Kim Yongwook
Department of Physical Therapy, College of Medical Sciences, Jeonju University, 303 Cheonjam-ro, Wansan-gu, Jeonju 55069, Republic of Korea.
Bioengineering (Basel). 2024 Jul 9;11(7):696. doi: 10.3390/bioengineering11070696.
The aim of the study was to verify the effects of foot progression angle (FPA) modification during walking on the internal moments of the ankle and knee joints in individuals with knee osteoarthritis (OA). Biomechanical changes such as increased knee adduction moment (KAM) during walking are known to be involved in the development and severity of knee OA. Although various FPA modifications during gait have been applied to reduce peak KAM, few studies have investigated the effects of applying toe-in or toe-out walking modifications for knee OA on peak KAM and three-dimensional (3D) moments of the ankle joint. Kinetic moment variables were acquired from 35 individuals with medial knee compartment OA. A 3D motion analysis system and two force platforms were used to acquire KAM and 3D moments of both ankle joints during gait. Visual3D was used to obtain final moment data for statistical processing. Repeated-measures analysis of variance with Bonferroni adjustment was used to compare kinetic and kinematic values for each FPA walking condition. There was a significant decrease ( < 0.01) in first peak KAM when walking with an internal rotation foot position compared to normal foot position walking. Also, there was a significant decrease ( < 0.01) in second peak KAM when walking with an external rotation foot position compared to normal foot position walking. Compared to a normal foot position, peak ankle inversion moment of the external rotation foot position walking showed a significant decrease ( < 0.05). There were no interactive effects between FPA condition and limb sides for any KAM values ( > 0.05). The results showed no significant increase in the ankle joint moment value during gait for FPA modification conditions. Thus, the clinical implications of this study suggest that modification of the FPA in patients with OA to reduce KAM does not negatively impact the 3D ankle moments.

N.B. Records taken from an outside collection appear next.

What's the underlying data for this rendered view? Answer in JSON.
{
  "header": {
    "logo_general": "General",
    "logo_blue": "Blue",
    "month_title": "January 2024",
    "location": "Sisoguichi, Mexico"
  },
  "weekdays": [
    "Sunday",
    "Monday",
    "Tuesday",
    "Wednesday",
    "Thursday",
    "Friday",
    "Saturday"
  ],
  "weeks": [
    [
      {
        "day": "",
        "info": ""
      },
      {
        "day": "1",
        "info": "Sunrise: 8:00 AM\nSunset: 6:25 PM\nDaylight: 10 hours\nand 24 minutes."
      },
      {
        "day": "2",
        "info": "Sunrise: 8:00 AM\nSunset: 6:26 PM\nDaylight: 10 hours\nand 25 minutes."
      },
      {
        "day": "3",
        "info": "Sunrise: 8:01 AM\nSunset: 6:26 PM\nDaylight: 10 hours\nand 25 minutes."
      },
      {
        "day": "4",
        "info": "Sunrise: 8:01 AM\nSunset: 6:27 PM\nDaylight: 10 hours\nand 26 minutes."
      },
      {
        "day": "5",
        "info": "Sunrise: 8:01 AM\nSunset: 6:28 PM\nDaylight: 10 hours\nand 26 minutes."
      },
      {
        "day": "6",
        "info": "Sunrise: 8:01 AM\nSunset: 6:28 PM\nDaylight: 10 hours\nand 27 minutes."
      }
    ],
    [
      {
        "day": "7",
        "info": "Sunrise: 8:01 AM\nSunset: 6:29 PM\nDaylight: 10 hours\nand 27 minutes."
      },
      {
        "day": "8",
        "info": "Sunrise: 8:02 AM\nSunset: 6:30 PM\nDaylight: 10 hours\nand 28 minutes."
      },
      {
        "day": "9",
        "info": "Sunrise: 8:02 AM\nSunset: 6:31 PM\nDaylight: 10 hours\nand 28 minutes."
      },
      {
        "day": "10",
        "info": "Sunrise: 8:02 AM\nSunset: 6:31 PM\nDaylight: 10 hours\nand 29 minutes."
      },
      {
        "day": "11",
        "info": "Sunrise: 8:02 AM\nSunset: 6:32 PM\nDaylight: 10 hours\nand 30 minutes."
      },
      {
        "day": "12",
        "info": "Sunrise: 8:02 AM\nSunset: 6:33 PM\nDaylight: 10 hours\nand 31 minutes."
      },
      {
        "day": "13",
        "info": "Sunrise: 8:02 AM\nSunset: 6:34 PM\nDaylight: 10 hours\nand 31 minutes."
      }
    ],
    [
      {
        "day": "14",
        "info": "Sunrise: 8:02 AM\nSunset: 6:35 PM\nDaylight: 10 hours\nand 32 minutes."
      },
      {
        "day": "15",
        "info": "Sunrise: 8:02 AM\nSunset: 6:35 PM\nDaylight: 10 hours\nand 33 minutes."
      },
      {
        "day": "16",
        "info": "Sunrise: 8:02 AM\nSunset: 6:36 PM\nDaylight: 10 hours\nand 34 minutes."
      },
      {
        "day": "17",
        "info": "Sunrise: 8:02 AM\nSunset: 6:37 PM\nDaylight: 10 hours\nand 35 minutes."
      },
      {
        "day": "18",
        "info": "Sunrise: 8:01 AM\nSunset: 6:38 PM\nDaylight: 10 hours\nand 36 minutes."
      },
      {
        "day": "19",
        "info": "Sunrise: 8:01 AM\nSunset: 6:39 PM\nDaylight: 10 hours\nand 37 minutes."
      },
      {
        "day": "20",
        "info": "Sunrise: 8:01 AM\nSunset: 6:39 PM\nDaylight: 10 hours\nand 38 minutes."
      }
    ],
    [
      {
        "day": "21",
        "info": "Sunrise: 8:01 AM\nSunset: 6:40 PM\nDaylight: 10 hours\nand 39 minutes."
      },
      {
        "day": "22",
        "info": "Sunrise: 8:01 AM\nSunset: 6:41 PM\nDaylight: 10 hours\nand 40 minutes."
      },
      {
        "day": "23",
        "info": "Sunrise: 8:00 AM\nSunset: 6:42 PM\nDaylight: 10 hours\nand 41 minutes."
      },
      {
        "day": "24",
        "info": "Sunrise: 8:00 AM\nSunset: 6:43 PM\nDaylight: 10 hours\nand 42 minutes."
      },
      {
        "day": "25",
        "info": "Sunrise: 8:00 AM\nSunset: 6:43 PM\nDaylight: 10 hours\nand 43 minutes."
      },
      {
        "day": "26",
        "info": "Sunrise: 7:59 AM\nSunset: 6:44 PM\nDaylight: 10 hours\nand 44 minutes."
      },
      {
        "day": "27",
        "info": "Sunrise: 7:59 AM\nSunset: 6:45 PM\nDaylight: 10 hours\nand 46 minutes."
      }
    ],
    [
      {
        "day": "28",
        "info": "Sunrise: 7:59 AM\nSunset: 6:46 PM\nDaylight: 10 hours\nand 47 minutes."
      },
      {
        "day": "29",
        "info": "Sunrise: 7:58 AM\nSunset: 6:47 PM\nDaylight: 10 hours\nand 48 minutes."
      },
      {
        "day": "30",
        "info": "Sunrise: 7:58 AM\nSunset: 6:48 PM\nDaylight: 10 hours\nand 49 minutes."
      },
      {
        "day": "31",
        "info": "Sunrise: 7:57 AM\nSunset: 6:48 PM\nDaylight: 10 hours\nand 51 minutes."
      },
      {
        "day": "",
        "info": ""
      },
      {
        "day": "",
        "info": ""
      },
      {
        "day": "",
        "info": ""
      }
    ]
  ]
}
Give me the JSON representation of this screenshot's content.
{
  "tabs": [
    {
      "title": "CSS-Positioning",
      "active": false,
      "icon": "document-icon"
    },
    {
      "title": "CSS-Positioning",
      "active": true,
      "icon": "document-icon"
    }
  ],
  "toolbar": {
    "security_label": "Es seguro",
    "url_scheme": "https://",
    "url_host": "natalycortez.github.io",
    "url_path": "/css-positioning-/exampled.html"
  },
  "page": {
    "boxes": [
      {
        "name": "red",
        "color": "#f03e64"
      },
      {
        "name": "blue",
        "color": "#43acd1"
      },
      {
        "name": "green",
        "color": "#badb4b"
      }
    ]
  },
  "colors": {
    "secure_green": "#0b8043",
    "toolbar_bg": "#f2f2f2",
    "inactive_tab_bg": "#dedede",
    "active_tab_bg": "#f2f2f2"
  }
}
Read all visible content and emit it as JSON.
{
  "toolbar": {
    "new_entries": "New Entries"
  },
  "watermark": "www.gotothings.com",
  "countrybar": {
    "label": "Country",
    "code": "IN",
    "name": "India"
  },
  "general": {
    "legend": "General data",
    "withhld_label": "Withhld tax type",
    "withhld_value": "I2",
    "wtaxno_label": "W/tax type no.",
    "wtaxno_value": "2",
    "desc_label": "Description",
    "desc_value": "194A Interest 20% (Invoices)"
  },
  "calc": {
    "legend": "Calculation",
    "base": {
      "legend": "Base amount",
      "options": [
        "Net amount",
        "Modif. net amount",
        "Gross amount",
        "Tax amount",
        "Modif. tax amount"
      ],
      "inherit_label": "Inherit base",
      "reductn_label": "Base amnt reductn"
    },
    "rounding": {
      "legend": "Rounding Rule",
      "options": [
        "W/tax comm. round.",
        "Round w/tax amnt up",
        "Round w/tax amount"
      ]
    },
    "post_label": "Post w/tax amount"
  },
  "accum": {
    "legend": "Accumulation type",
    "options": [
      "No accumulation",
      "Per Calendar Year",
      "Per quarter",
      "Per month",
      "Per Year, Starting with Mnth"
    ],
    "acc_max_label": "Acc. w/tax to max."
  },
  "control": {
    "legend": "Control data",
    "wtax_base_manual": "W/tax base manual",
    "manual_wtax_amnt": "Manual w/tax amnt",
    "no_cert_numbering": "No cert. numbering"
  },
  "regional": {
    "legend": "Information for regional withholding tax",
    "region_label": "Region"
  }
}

本研究的目的是验证在行走过程中改变足前进角(FPA)对膝骨关节炎(OA)患者踝关节和膝关节内力矩的影响。已知行走过程中诸如膝关节内收力矩(KAM)增加等生物力学变化与膝OA的发展和严重程度有关。尽管在步态中应用了各种FPA改变以降低KAM峰值,但很少有研究调查对膝OA应用内八字或外八字行走改变对KAM峰值和踝关节三维(3D)力矩的影响。从35名内侧膝关节间隙OA患者获取动力学力矩变量。使用3D运动分析系统和两个测力平台在步态期间获取KAM和两个踝关节的3D力矩。使用Visual3D获得最终力矩数据用于统计处理。采用Bonferroni校正的重复测量方差分析来比较每种FPA行走条件下的动力学和运动学值。与正常足部位置行走相比,内旋足部位置行走时首次KAM峰值显著降低(<0.01)。此外,与正常足部位置行走相比,外旋足部位置行走时第二次KAM峰值显著降低(<0.01)。与正常足部位置相比,外旋足部位置行走时踝关节内翻力矩峰值显著降低(<0.05)。对于任何KAM值,FPA条件和肢体侧之间均无交互作用(>0.05)。结果表明,FPA改变条件下步态期间踝关节力矩值无显著增加。因此,本研究的临床意义表明,OA患者中改变FPA以降低KAM不会对3D踝关节力矩产生负面影响。